As we approach the end of 2018, many personal service C-Corporations will have to address the impact of net operating losses in their tax planning strategies, due to the changes enacted by the Tax Cuts and Jobs Act. (“TCJA”)

A net operating loss (“NOL”) is created when deductions for the year are more than income. This can apply to certain business entities, individuals, estates and trusts. Under pre-TCJA law, an NOL for any tax year was generally first carried back two years, and then carried forward 20 years. Taxpayers could elect to forego the carryback.

The TCJA repeals the general two-year NOL carryback. The Act also provides that NOLs may be carried forward indefinitely. This is in effect for NOLs arising in tax years ending after December 31, 2017. This effective date means that NOLs that arose in tax years ending before January 1, 2018, will be subject to the pre-TCJA law.

In past years, many of our small business personal service corporations managed their taxable income to an amount close to break even or a small taxable loss. They did this by paying out bonuses to the owners, because the federal tax rate for personal service corporations was a flat 35%. Beginning in 2018, the corporate tax rate was reduced to a flat 21% for all types of C-Corporations, including personal service corporations. The change in tax rates coupled with the treatment of net operating losses generated after 2018 will likely impact the tax planning strategies for these types of businesses.
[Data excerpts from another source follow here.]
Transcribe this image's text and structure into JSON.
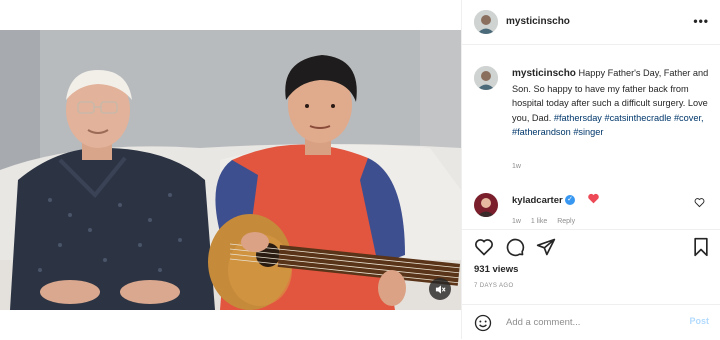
{
  "post": {
    "username": "mysticinscho",
    "more_label": "•••",
    "caption_user": "mysticinscho",
    "caption_text": "Happy Father's Day, Father and Son. So happy to have my father back from hospital today after such a difficult surgery. Love you, Dad.",
    "hashtags": [
      "#fathersday",
      "#catsinthecradle",
      "#cover,",
      "#fatherandson",
      "#singer"
    ],
    "caption_time": "1w",
    "comment": {
      "username": "kyladcarter",
      "verified_mark": "✓",
      "emoji": "heart",
      "time": "1w",
      "likes": "1 like",
      "reply": "Reply"
    },
    "views": "931 views",
    "posted_ago": "7 DAYS AGO",
    "add_comment_placeholder": "Add a comment...",
    "post_label": "Post"
  },
  "colors": {
    "link": "#00376b",
    "verified": "#3897f0",
    "heart": "#ed4956",
    "post_disabled": "#b3dbff"
  },
  "icons": [
    "more-icon",
    "heart-icon",
    "comment-icon",
    "share-icon",
    "bookmark-icon",
    "smile-icon",
    "mute-icon",
    "verified-icon"
  ]
}
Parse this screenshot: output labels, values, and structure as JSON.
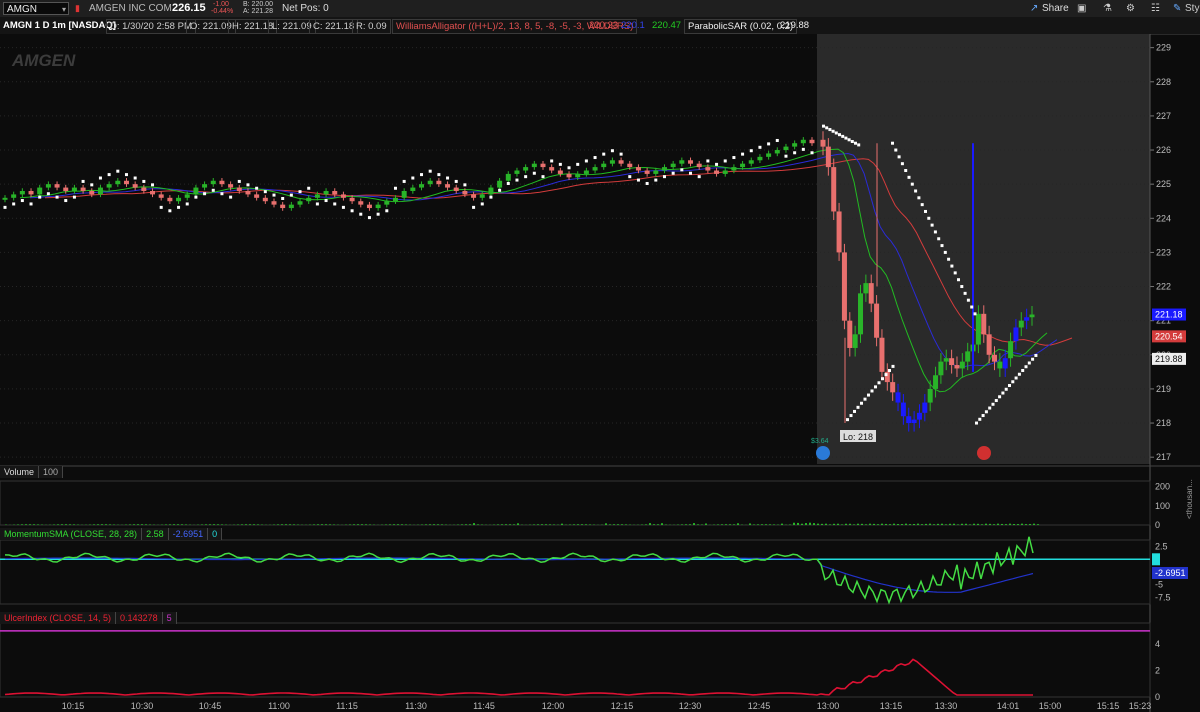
{
  "toolbar": {
    "symbol": "AMGN",
    "company": "AMGEN INC COM",
    "last": "226.15",
    "change": "-1.00",
    "change_pct": "-0.44%",
    "bid": "B: 220.00",
    "ask": "A: 221.28",
    "net_pos": "Net Pos: 0",
    "share_label": "Share",
    "style_label": "Styl"
  },
  "info": {
    "title": "AMGN 1 D 1m [NASDAQ]",
    "date": "D: 1/30/20 2:58 PM",
    "open": "O: 221.09",
    "high": "H: 221.18",
    "low": "L: 221.09",
    "close": "C: 221.18",
    "range": "R: 0.09",
    "alligator": "WilliamsAlligator ((H+L)/2, 13, 8, 5, -8, -5, -3, WILDERS)",
    "alligator_red": "220.23",
    "alligator_blue": "220.1",
    "alligator_green": "220.47",
    "sar": "ParabolicSAR (0.02, 0.2)",
    "sar_val": "219.88"
  },
  "colors": {
    "bg": "#0c0c0c",
    "session_bg": "#2a2a2a",
    "up": "#29b429",
    "down": "#e8706e",
    "blue_bar": "#1a1aff",
    "jaw": "#d43c3c",
    "teeth": "#2b2bd8",
    "lips": "#22bb22",
    "sar": "#ffffff",
    "momentum": "#44dd44",
    "momentum_sma": "#2233cc",
    "zero_line": "#22dddd",
    "ulcer": "#dd1133",
    "ulcer_level": "#cc33cc"
  },
  "watermark": "AMGEN",
  "labels": {
    "lo": "Lo: 218",
    "earnings_small": "$3.64",
    "volume_panel": "Volume",
    "volume_val": "100",
    "momentum_panel": "MomentumSMA (CLOSE, 28, 28)",
    "momentum_val": "2.58",
    "momentum_sma_val": "-2.6951",
    "momentum_zero": "0",
    "ulcer_panel": "UlcerIndex (CLOSE, 14, 5)",
    "ulcer_val": "0.143278",
    "ulcer_level": "5",
    "volume_unit": "<thousan..."
  },
  "chart_data": {
    "type": "candlestick",
    "price_axis": {
      "ylim": [
        216.8,
        229.4
      ],
      "ticks": [
        217,
        218,
        219,
        220,
        221,
        222,
        223,
        224,
        225,
        226,
        227,
        228,
        229
      ]
    },
    "price_markers": [
      {
        "value": "221.18",
        "color": "#1a1aff",
        "y": 221.18
      },
      {
        "value": "220.54",
        "color": "#d43c3c",
        "y": 220.54
      },
      {
        "value": "219.88",
        "color": "#ffffff",
        "y": 219.88
      }
    ],
    "time_axis": {
      "ticks": [
        "10:15",
        "10:30",
        "10:45",
        "11:00",
        "11:15",
        "11:30",
        "11:45",
        "12:00",
        "12:15",
        "12:30",
        "12:45",
        "13:00",
        "13:15",
        "13:30",
        "14:01",
        "15:00",
        "15:15",
        "15:23"
      ]
    },
    "volume_axis": {
      "ticks": [
        200,
        100,
        0
      ]
    },
    "momentum_axis": {
      "ticks": [
        "2.5",
        "0",
        "-2.5",
        "-5",
        "-7.5"
      ]
    },
    "ulcer_axis": {
      "ticks": [
        4,
        2,
        0
      ]
    },
    "close_series_pre": [
      224.6,
      224.7,
      224.8,
      224.7,
      224.9,
      225.0,
      224.9,
      224.8,
      224.9,
      224.8,
      224.7,
      224.9,
      225.0,
      225.1,
      225.0,
      224.9,
      224.8,
      224.7,
      224.6,
      224.5,
      224.6,
      224.7,
      224.9,
      225.0,
      225.1,
      225.0,
      224.9,
      224.8,
      224.7,
      224.6,
      224.5,
      224.4,
      224.3,
      224.4,
      224.5,
      224.6,
      224.7,
      224.8,
      224.7,
      224.6,
      224.5,
      224.4,
      224.3,
      224.4,
      224.5,
      224.6,
      224.8,
      224.9,
      225.0,
      225.1,
      225.0,
      224.9,
      224.8,
      224.7,
      224.6,
      224.7,
      224.9,
      225.1,
      225.3,
      225.4,
      225.5,
      225.6,
      225.5,
      225.4,
      225.3,
      225.2,
      225.3,
      225.4,
      225.5,
      225.6,
      225.7,
      225.6,
      225.5,
      225.4,
      225.3,
      225.4,
      225.5,
      225.6,
      225.7,
      225.6,
      225.5,
      225.4,
      225.3,
      225.4,
      225.5,
      225.6,
      225.7,
      225.8,
      225.9,
      226.0,
      226.1,
      226.2,
      226.3,
      226.2
    ],
    "close_series_post": [
      226.1,
      225.5,
      224.2,
      223.0,
      221.0,
      220.2,
      220.6,
      221.8,
      222.1,
      221.5,
      220.5,
      219.5,
      219.2,
      218.9,
      218.6,
      218.2,
      218.0,
      218.1,
      218.3,
      218.6,
      219.0,
      219.4,
      219.8,
      219.9,
      219.7,
      219.6,
      219.8,
      220.1,
      220.3,
      221.2,
      220.6,
      220.0,
      219.8,
      219.6,
      219.9,
      220.4,
      220.8,
      221.0,
      221.1,
      221.18
    ],
    "momentum": {
      "current": 2.58,
      "sma": -2.6951
    },
    "ulcer_index": {
      "current": 0.143278,
      "level": 5
    }
  }
}
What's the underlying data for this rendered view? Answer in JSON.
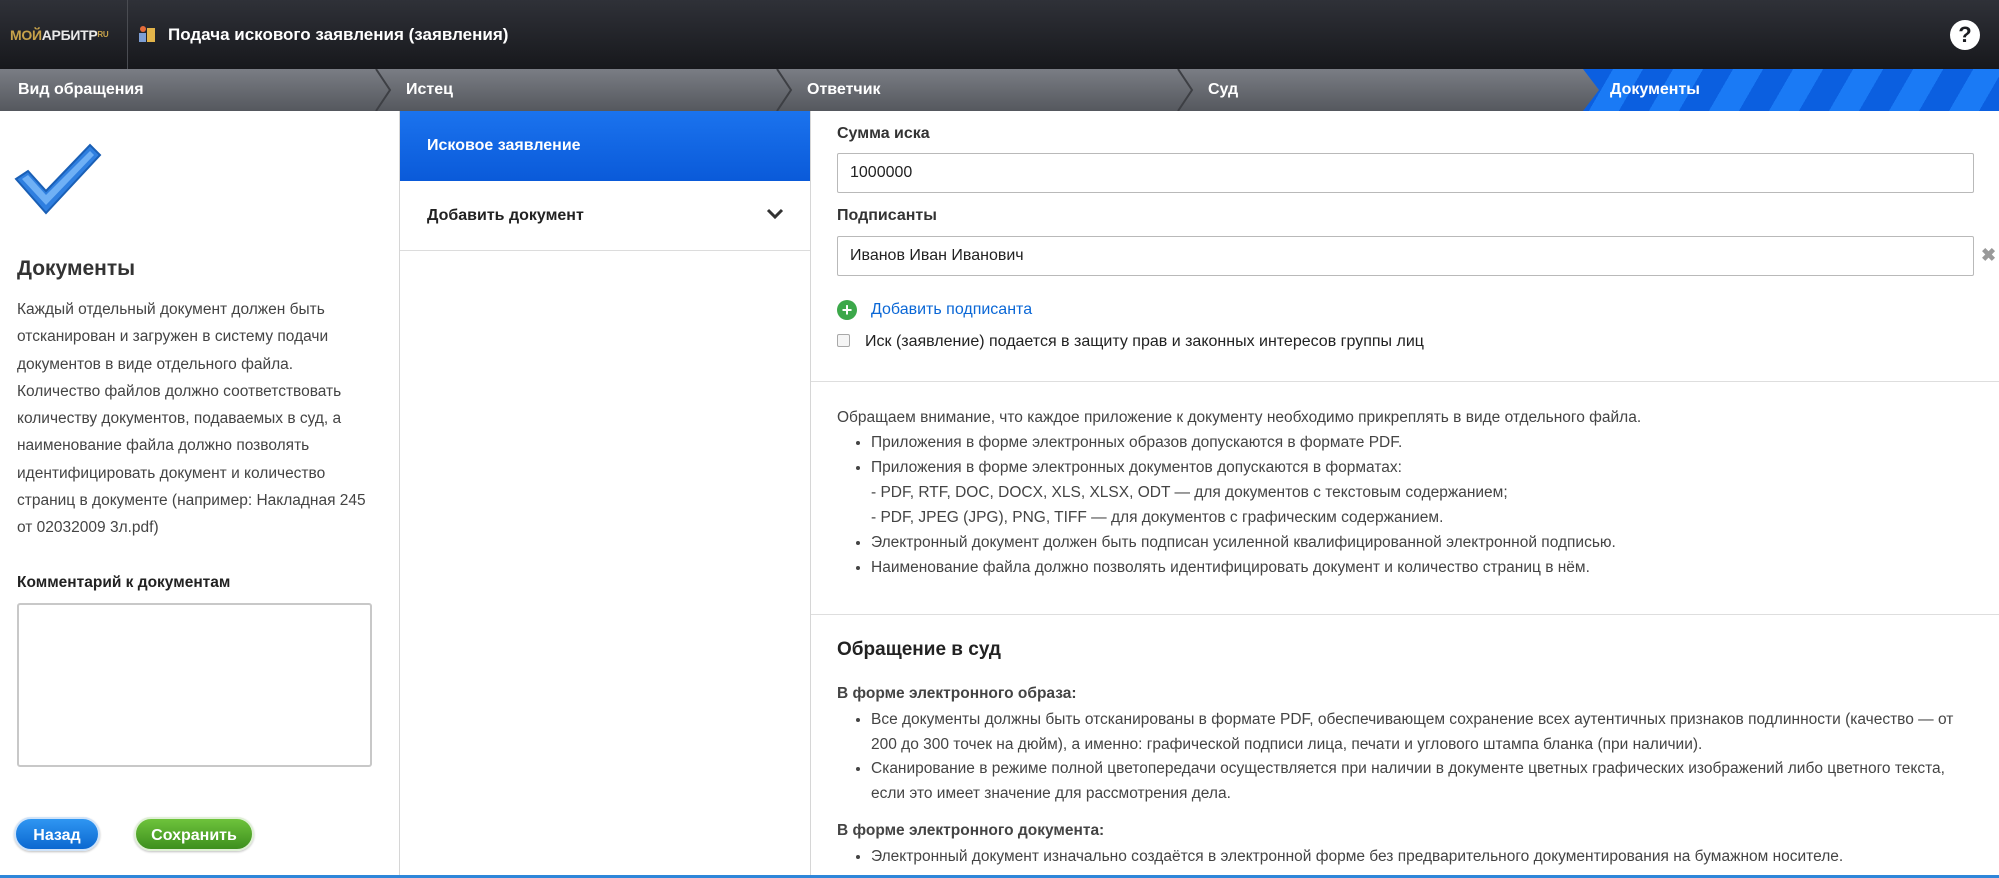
{
  "app": {
    "logo_moy": "МОЙ",
    "logo_arb": "АРБИТР",
    "logo_sup": "RU",
    "title": "Подача искового заявления (заявления)",
    "help": "?"
  },
  "steps": [
    {
      "label": "Вид обращения"
    },
    {
      "label": "Истец"
    },
    {
      "label": "Ответчик"
    },
    {
      "label": "Суд"
    },
    {
      "label": "Документы",
      "active": true
    }
  ],
  "left": {
    "title": "Документы",
    "description": "Каждый отдельный документ должен быть отсканирован и загружен в систему подачи документов в виде отдельного файла. Количество файлов должно соответствовать количеству документов, подаваемых в суд, а наименование файла должно позволять идентифицировать документ и количество страниц в документе (например: Накладная 245 от 02032009 3л.pdf)",
    "comment_label": "Комментарий к документам",
    "comment_value": "",
    "back_button": "Назад",
    "save_button": "Сохранить"
  },
  "middle": {
    "active_item": "Исковое заявление",
    "add_document": "Добавить документ"
  },
  "form": {
    "sum_label": "Сумма иска",
    "sum_value": "1000000",
    "signers_label": "Подписанты",
    "signer_value": "Иванов Иван Иванович",
    "add_signer": "Добавить подписанта",
    "group_checkbox_label": "Иск (заявление) подается в защиту прав и законных интересов группы лиц",
    "group_checkbox_checked": false
  },
  "note": {
    "intro": "Обращаем внимание, что каждое приложение к документу необходимо прикреплять в виде отдельного файла.",
    "bullets": [
      "Приложения в форме электронных образов допускаются в формате PDF.",
      "Приложения в форме электронных документов допускаются в форматах:",
      "Электронный документ должен быть подписан усиленной квалифицированной электронной подписью.",
      "Наименование файла должно позволять идентифицировать документ и количество страниц в нём."
    ],
    "formats_text": "- PDF, RTF, DOC, DOCX, XLS, XLSX, ODT — для документов с текстовым содержанием;",
    "formats_graphic": "- PDF, JPEG (JPG), PNG, TIFF — для документов с графическим содержанием."
  },
  "appeal": {
    "title": "Обращение в суд",
    "image_form_title": "В форме электронного образа:",
    "image_form_bullets": [
      "Все документы должны быть отсканированы в формате PDF, обеспечивающем сохранение всех аутентичных признаков подлинности (качество — от 200 до 300 точек на дюйм), а именно: графической подписи лица, печати и углового штампа бланка (при наличии).",
      "Сканирование в режиме полной цветопередачи осуществляется при наличии в документе цветных графических изображений либо цветного текста, если это имеет значение для рассмотрения дела."
    ],
    "doc_form_title": "В форме электронного документа:",
    "doc_form_bullets": [
      "Электронный документ изначально создаётся в электронной форме без предварительного документирования на бумажном носителе."
    ]
  },
  "colors": {
    "topbar": "#1f2126",
    "accent_blue": "#0b5fe0",
    "save_green": "#4ea42a",
    "link_blue": "#0a67d6"
  }
}
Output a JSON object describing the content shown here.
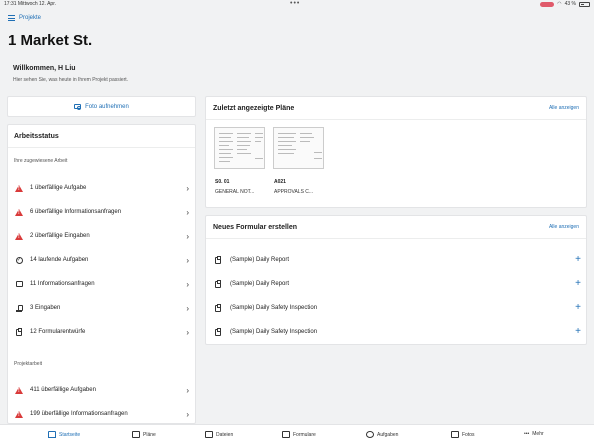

For net operating losses generated after 2017, and once the pre- 2018 NOL is utilized in full, a C-Corporation will be limited to using the NOL Deduction in an amount equal to 80% of the taxable income, determined without regard to the NOL deduction. Previously, a C-Corporation could use an NOL to offset 100% of their income.

For example, under pre-TCJA law, if a business generated a loss of $100,000 in 2018 and then had taxable income of $100,000 in 2019 they would have zero taxable income for 2019, because they could net the full 2018 loss with the 2019 income. Under the new law, in the second year when the business generates $100,000 of income, they will only be able to utilize $80,000 of the NOL, resulting in taxable income of $20,000 and the corresponding federal income tax at 21%. The remaining $20,000 will carryforward indefinitely until it is utilized.

With the end of the year quickly approaching, it is important for your personal service C-Corporation to understand the NOL’s they have available and consider when to utilize them, given the current low federal corporate tax rates. The treatment of an NOL is just one of the many TCJA changes that taxpayers will need to consider as they plan to minimize their 2018 tax obligation.